1934 Introduction of the ute

The Ford Mainline Utility was introduced in 1952

According to legend, in the early 1930s the Australian branch of the Ford Motor Company received a letter from a farmer’s wife asking whether they could make a vehicle that would take her and her husband to church on Sunday and the pigs to market on Monday. The company took her request to heart and the result was that Australian icon, the ute. It’s not exactly a farming implement, but it became as necessary to the farmer as a tractor or a harvester.

Ford responded to the women’s request and their first V8 Utility Car was designed by 22-year-old Lew Bandt and released in 1934. Despite its V8 engine, it was promoted for its fuel efficiency. “In city work and around the farm or station, the V-8 Utility is famous for economical, time-saving service,” the advertising proclaimed.

The original Ford V8 Coupe Utility

The ute was popular immediately. The Daily Standard in Brisbane reported in February 1935:

Keen discrimination by car buyers is an evident fact, and the selection of utilities by purchasers is now no exception to the rule….Proof of the popularity of Ford in this respect is evidenced by the large number of Ford utilities that are being sold. if there is a case where the term “dual purpose passenger utility” can be faithfully applied it is to Ford.

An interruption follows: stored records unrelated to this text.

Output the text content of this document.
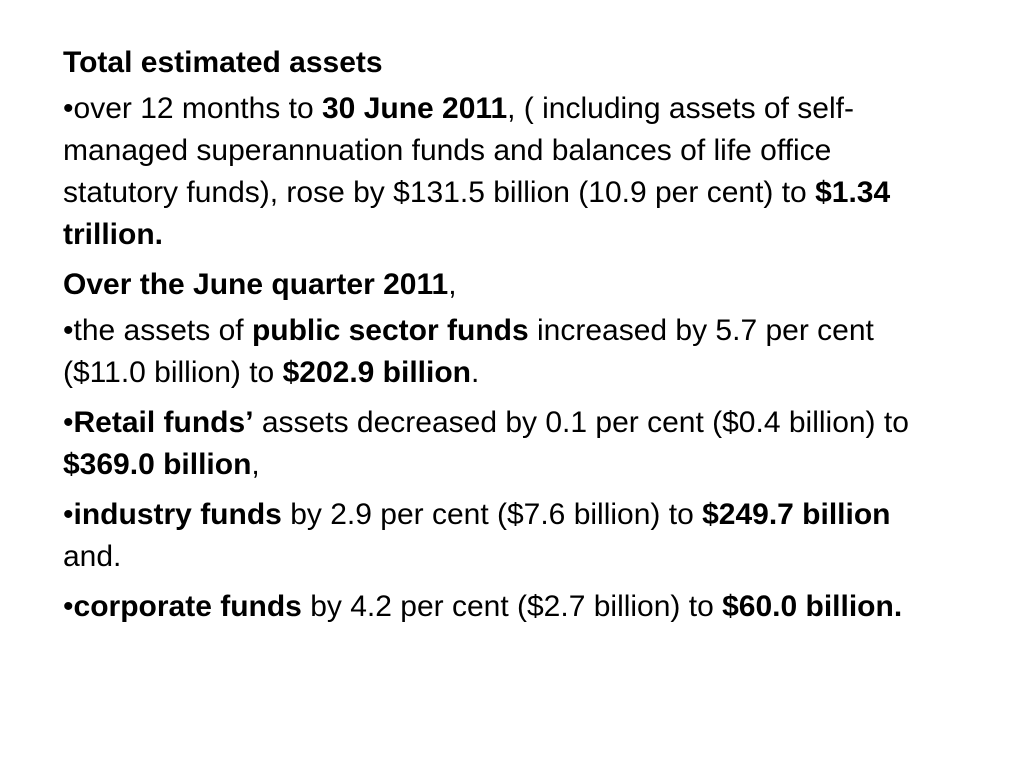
Total estimated assets

•over 12 months to 30 June 2011, ( including assets of self-managed superannuation funds and balances of life office statutory funds), rose by $131.5 billion (10.9 per cent) to $1.34 trillion.

Over the June quarter 2011,

•the assets of public sector funds increased by 5.7 per cent ($11.0 billion) to $202.9 billion.

•Retail funds’ assets decreased by 0.1 per cent ($0.4 billion) to $369.0 billion,

•industry funds by 2.9 per cent ($7.6 billion) to $249.7 billion and.

•corporate funds by 4.2 per cent ($2.7 billion) to $60.0 billion.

The article described the features of the utility, which incorporated the standard passenger coupe body less certain rear panels. In contrast to previous farm trucks, there were many passenger comforts including armrests, a parcel box, an interior sun visor and a “no draught, clear-vision ventilation system”.  All types were provided with “front bumper bar, large cross-section balloon tyres, and Handaillo double-acting hydraulic shock absorbers”.

According to the Australian National Dictionary Centre, the abbreviation “ute” for utility was first recorded in 1943 and the design evolved over the years. In 1949, The Armidale Express enthused over the new post-war model, calling it “The long-awaited post-war designed Ford utility, which has been cited as the fashion vehicle of the year”.

Ford Coupe Utility 1949

It wasn’t until 1951 that General Motors Holden produced the first Holden ute, although the company had been making utility bodies for other General Motors brands such as Bedford, Chevrolet and Vauxhall. The following year, Ford released their Mainline utility vehicle, offering much more chrome and glamour than the boxy original.

The ute isn’t just for farmers, of course. It’s a workhorse vehicle for tradies as well and has become an Australian icon called by some “the Vegemite of the car industry”. And it has its own celebrations. They’re called musters. Most famous is the Deni Ute Muster, an annual event that can see nearly 10,000 utes assembled on the flat plain in Deliliquin, a small town in New South Wales’s Riverina area. Conceived in 1999 as a way to inject some life into the town, the muster can get rowdy. As well as rock and country music, driving competitions and the Ute of the Year contest, there’s naked whip cracking, bull riding and the consumption of a great deal of beer. The Deni Muster also holds the world record for the highest number of blue singlet wearers assembled in one spot.  Say no more.